[Notes by LKG]
This story is part of the Japanese Mythology unit. Story source: Romance of Old Japan, Part I: Mythology and Legend by E. W. Champney and F. Champney (1917).
The Labors of Yamato: The Sacred Sword
Where thund’rous surges ever seethe and boil,
And writhen trees, sprung from the barren soil,
Outstretch to heaven gaunt, supplicating hands,
There hides a grotto on the island strands
With winding chambers, worn by ocean’s toil,
Lighted by taper-flare of fragrant oil,
In whose umbrageous depths an idol stands.
Bestride a dragon belching fiery breath
In wreathed incense on the humid air,
Benten immortal, shrined mid wind and rain,
Goddess of Love, lurks in her loathly lair,
Lady of sorrow and eternal pain,
Sleek serpent-goddess with the kiss of death.
Riding homeward, Yamato and his Princess took their way along the shore, the fateful isle of Enoshima glimmering dimly through distant mists.
Again rang the siren’s song in the ears of Yamato and his former madness fell over him.
“Ride home,” he commanded Tacibana; “hide thy visage until thy flame-singed tresses have grown anew and thy scorched skin hath regained its satin lustre, for verily thou art hideous in my sight.”
A teardrop glistened in the eyes of the devoted Princess as she meekly did her husband’s bidding, singing to her sad heart the whiles a song of Hope, on this wise:
If ‘tis for long this love will last
I neither know nor care.
One morn I’ll hold him tangled fast,
Within my lustrous hair.
Yamato plunged through the foam-flowered surges and swam to the emerald grotto of Benten.

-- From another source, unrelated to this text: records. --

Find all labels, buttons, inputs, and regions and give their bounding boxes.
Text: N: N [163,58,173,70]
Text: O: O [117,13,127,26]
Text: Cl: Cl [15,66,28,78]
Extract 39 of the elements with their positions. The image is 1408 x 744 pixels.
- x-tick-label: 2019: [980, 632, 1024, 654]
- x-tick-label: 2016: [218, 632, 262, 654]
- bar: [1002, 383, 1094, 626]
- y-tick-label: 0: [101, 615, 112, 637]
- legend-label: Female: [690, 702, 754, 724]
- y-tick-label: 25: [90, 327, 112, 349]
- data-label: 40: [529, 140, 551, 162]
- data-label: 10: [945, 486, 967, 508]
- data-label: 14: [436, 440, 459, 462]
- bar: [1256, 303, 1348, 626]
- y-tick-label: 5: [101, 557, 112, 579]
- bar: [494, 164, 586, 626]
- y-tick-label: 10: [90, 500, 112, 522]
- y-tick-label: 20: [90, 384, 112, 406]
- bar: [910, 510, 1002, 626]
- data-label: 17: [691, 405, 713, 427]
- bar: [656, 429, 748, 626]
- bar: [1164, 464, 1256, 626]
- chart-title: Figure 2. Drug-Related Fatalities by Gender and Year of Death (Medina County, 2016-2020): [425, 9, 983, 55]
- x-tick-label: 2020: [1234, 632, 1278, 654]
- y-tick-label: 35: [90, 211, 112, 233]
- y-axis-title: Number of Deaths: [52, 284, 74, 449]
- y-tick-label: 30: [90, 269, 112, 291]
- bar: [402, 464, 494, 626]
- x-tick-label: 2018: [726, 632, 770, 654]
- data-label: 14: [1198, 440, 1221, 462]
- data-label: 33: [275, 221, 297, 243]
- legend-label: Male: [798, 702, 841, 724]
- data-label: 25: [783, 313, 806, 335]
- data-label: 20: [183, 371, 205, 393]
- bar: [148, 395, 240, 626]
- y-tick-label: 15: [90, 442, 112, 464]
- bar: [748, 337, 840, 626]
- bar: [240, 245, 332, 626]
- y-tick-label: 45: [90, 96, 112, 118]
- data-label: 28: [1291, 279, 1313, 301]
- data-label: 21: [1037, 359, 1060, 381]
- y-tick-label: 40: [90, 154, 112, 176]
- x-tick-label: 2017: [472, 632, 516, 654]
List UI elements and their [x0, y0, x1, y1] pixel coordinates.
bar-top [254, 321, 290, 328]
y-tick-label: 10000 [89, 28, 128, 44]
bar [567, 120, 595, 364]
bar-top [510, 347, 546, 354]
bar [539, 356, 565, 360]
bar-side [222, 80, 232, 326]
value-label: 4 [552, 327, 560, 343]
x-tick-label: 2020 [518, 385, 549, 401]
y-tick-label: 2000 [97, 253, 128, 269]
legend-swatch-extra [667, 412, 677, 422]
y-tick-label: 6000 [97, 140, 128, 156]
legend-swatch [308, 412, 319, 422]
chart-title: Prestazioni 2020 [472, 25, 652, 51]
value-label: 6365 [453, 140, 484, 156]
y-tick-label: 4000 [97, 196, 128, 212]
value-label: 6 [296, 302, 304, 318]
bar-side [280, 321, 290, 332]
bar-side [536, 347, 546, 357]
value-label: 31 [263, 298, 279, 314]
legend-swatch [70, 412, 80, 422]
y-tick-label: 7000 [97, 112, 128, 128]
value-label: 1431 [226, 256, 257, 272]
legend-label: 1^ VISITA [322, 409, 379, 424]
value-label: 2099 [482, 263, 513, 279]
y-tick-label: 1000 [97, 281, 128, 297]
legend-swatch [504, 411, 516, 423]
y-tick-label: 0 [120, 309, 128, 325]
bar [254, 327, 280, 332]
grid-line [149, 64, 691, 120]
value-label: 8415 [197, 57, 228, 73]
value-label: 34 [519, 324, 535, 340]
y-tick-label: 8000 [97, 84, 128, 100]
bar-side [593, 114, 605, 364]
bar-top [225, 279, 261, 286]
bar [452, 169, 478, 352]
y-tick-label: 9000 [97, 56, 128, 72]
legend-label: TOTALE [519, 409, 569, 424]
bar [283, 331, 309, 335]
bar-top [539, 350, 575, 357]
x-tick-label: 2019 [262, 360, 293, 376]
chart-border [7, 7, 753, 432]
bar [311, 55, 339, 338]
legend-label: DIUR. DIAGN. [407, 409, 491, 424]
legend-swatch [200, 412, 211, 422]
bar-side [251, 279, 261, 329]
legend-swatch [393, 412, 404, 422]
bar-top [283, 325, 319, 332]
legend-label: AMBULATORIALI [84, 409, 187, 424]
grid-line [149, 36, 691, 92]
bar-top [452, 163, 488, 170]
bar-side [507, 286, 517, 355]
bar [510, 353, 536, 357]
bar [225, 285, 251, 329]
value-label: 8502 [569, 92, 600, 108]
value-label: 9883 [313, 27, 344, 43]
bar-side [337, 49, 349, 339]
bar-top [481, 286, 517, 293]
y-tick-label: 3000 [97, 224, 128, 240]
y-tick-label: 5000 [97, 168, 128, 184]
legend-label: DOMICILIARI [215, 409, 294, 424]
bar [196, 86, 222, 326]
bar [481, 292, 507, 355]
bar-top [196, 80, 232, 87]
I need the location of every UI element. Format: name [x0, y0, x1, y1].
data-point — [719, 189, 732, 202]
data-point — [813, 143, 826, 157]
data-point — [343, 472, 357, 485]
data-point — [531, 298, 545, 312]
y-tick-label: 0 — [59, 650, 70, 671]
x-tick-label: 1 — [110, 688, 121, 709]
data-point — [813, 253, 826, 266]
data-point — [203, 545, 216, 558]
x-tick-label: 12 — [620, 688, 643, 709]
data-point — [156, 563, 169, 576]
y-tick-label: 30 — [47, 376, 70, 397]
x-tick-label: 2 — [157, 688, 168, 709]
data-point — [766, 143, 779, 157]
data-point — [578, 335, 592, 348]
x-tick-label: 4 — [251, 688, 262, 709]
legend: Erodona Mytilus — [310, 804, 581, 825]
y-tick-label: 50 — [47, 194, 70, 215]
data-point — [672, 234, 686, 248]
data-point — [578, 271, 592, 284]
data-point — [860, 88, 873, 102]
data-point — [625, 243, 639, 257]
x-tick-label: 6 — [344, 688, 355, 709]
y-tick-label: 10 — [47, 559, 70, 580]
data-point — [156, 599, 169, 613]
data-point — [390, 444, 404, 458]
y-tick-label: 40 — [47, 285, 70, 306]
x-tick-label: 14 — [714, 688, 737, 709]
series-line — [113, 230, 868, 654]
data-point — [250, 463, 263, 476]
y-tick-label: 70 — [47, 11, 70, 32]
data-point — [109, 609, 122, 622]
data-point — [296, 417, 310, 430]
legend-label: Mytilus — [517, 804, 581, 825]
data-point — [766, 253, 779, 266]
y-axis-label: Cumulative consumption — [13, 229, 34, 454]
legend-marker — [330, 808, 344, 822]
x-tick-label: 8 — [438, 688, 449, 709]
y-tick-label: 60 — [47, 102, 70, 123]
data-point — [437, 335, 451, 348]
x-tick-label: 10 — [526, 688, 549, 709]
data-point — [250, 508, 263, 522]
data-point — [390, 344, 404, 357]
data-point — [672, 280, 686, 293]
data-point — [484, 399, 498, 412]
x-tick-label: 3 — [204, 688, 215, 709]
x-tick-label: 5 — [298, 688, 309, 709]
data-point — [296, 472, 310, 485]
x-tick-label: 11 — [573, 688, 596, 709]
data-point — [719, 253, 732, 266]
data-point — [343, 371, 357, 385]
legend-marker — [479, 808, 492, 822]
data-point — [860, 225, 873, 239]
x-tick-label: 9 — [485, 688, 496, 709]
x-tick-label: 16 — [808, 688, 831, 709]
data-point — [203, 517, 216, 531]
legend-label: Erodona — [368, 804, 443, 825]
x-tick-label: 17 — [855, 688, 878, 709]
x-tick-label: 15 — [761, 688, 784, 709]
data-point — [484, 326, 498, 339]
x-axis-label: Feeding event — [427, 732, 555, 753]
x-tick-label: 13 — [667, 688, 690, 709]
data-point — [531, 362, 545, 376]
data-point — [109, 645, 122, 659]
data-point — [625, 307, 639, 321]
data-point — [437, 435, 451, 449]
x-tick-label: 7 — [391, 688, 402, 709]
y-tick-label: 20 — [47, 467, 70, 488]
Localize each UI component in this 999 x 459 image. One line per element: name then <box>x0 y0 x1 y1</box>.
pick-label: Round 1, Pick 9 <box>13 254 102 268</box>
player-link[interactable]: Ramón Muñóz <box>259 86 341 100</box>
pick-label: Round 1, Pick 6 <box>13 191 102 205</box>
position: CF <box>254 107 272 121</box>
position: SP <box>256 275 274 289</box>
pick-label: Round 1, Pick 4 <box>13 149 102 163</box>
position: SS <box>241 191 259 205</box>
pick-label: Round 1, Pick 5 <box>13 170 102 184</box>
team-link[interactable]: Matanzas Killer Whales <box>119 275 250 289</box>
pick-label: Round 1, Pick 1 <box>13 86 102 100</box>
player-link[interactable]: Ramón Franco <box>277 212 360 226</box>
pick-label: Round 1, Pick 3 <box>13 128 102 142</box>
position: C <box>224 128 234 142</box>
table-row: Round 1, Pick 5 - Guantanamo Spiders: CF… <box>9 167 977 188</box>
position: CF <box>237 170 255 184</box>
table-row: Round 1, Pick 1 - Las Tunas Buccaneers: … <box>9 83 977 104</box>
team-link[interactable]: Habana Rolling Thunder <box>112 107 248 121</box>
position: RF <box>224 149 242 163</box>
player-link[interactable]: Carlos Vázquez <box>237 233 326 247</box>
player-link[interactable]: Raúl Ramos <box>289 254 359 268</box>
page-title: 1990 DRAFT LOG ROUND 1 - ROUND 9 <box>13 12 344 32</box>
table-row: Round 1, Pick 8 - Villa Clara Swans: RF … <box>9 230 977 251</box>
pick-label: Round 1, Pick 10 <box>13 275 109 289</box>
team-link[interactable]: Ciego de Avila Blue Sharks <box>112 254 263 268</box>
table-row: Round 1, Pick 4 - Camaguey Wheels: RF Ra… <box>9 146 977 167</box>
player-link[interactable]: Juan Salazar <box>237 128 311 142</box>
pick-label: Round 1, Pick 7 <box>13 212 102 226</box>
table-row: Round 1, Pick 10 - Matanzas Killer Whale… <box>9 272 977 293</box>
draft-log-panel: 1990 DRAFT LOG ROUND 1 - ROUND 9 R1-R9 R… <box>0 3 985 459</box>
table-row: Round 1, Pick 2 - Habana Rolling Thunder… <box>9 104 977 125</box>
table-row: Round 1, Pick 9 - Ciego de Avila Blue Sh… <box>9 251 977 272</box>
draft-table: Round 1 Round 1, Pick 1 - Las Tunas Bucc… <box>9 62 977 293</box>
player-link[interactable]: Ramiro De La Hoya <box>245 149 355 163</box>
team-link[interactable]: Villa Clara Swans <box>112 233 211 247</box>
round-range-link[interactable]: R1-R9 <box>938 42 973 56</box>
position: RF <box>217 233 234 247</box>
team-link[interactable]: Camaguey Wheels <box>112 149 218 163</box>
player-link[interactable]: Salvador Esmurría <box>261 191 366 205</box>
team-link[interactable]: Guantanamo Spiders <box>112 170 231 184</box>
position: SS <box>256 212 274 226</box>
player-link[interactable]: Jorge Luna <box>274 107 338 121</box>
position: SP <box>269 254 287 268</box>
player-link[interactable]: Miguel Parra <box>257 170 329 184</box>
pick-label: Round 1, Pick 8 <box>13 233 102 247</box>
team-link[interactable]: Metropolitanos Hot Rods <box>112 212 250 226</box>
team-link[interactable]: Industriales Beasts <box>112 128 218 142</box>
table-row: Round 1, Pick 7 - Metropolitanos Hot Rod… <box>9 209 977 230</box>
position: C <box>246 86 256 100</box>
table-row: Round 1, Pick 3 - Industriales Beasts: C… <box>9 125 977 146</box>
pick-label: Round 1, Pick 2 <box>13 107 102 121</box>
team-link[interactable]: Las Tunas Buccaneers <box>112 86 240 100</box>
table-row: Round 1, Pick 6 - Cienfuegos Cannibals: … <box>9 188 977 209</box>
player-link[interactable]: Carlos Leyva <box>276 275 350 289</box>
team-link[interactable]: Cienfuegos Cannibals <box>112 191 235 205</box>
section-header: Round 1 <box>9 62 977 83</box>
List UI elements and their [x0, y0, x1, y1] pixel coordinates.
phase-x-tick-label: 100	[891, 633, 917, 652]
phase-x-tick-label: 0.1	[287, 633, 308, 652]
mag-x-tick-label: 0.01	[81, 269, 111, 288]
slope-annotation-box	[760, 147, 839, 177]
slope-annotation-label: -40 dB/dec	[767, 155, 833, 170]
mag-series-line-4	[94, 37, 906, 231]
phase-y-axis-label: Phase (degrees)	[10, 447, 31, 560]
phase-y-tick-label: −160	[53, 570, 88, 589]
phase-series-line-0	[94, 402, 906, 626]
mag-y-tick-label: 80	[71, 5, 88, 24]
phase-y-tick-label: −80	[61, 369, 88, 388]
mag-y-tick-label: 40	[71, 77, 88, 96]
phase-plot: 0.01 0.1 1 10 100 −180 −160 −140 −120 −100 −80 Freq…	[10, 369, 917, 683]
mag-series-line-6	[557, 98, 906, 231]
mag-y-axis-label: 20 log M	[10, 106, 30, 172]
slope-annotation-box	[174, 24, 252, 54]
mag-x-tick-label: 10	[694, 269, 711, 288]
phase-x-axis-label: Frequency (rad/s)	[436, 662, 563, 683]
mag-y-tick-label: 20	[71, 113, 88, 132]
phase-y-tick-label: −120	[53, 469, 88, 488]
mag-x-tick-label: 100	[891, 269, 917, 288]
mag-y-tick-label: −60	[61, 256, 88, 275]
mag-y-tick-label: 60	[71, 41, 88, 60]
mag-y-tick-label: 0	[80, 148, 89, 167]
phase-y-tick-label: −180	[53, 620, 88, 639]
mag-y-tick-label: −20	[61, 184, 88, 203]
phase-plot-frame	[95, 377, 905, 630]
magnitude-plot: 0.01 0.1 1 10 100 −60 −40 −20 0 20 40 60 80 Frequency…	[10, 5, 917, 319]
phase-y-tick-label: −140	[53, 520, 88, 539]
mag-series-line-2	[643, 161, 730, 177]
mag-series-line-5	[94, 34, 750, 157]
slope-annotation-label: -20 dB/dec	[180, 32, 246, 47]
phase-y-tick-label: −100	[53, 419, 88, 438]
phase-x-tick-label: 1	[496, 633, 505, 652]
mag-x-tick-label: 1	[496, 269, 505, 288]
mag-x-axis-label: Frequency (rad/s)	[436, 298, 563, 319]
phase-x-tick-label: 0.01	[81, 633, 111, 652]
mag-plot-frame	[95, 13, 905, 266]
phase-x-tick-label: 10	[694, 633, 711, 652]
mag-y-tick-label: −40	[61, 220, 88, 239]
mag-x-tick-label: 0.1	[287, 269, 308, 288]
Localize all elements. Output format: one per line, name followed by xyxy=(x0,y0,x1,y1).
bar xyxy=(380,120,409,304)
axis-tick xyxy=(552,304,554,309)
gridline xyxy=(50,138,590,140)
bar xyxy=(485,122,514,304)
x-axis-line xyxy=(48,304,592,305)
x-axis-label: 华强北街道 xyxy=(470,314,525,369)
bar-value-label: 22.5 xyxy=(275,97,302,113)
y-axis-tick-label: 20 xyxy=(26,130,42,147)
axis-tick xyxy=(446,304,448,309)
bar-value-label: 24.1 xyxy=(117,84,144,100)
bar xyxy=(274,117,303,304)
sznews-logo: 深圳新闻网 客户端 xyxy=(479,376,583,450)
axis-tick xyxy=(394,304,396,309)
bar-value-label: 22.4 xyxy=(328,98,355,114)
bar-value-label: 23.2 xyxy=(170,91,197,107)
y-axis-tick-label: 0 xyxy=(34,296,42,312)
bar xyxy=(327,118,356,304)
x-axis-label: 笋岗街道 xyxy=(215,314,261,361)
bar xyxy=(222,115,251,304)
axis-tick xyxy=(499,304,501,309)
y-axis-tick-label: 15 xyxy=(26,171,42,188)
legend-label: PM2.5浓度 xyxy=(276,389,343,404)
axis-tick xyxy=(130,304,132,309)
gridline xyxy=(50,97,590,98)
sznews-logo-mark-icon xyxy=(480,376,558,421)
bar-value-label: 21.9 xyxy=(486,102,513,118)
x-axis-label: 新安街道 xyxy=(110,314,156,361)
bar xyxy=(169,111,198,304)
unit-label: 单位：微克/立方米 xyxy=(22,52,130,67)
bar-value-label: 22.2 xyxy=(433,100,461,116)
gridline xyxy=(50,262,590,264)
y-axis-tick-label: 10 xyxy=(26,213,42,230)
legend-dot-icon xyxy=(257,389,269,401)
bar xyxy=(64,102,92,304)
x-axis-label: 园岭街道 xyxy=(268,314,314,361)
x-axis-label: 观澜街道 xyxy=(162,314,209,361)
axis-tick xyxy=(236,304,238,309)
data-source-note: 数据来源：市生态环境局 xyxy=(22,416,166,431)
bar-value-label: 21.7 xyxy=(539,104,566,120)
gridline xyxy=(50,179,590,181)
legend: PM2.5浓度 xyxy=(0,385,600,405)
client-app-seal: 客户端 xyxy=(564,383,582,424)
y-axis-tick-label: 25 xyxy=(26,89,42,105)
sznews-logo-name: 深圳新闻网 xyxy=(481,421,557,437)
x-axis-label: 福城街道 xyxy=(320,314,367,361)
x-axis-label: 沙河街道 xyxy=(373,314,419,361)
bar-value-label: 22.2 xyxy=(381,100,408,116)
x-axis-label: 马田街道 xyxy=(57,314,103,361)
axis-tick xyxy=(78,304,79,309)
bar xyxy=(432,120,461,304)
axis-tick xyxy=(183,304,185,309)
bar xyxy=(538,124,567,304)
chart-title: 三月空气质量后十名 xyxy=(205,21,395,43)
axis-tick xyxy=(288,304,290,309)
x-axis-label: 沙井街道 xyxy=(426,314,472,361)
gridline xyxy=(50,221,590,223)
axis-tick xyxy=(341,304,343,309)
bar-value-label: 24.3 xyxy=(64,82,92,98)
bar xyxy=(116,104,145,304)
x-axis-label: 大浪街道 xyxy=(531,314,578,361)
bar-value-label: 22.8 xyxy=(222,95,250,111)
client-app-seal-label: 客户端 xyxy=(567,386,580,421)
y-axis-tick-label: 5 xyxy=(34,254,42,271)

Treading upon the threshold, his foot sank in the folds of a noisome dragon, but he slashed it with the Sacred Sword and, bellowing with pain, the monster glided away.
Hearing the uproar Benten cried in alarm: “Vain, presumptuous youth, anger not my faithful guardian, else will he slay thee!”
“Nay,” replied Yamato, sheathing the blade, “this is the Sacred Sword, against which neither beast nor man nor e’en the immortal gods may prevail.”
Then was the siren glad, for the dragon who guarded her cave was none other than her father, the evil gods Susa-no-wo who, having striven in vain to possess himself of the sword by force, had bidden his daughter lure it from Yamato through guile and treachery.
When Yamato lamented that he had not gained the Golden Apple, the siren reproached him but lightly and, summoning her beauteous handmaidens, spread before him a sumptuous banquet, mingling in his sake a sleep-compelling potion, the whiles she discoursed drowsy lullabies upon her golden lute.
Heavily slumbered Yamato, but awaking ere dawn, he groped for the form of Benten and discerning her not, called: “Where art thou, Beloved?” But none gave answer.
Then a peal of mocking laughter rang out and, springing from his couch, Yamato perceived by the silvery morning twilight that he was indeed alone. Though he searched through every cranny of the cavern he found not the siren, when suddenly, to his great dismay, he realized that the Sacred Sword had also disappeared.
Swiftly swam he to the shore and distraught wandered for hours through the forest bewailing his folly and the treachery of woman.
While treading through the crimson leaves
Far up the mountainside,
I hear the stag’s faint plaintive call
Upon the autumn tide,
Sad as the wind-blown leaves that fall
Swift scattered far and wide.
Fain would he have returned to his faithful Princess, but in the labyrinthine forest he lost the trail.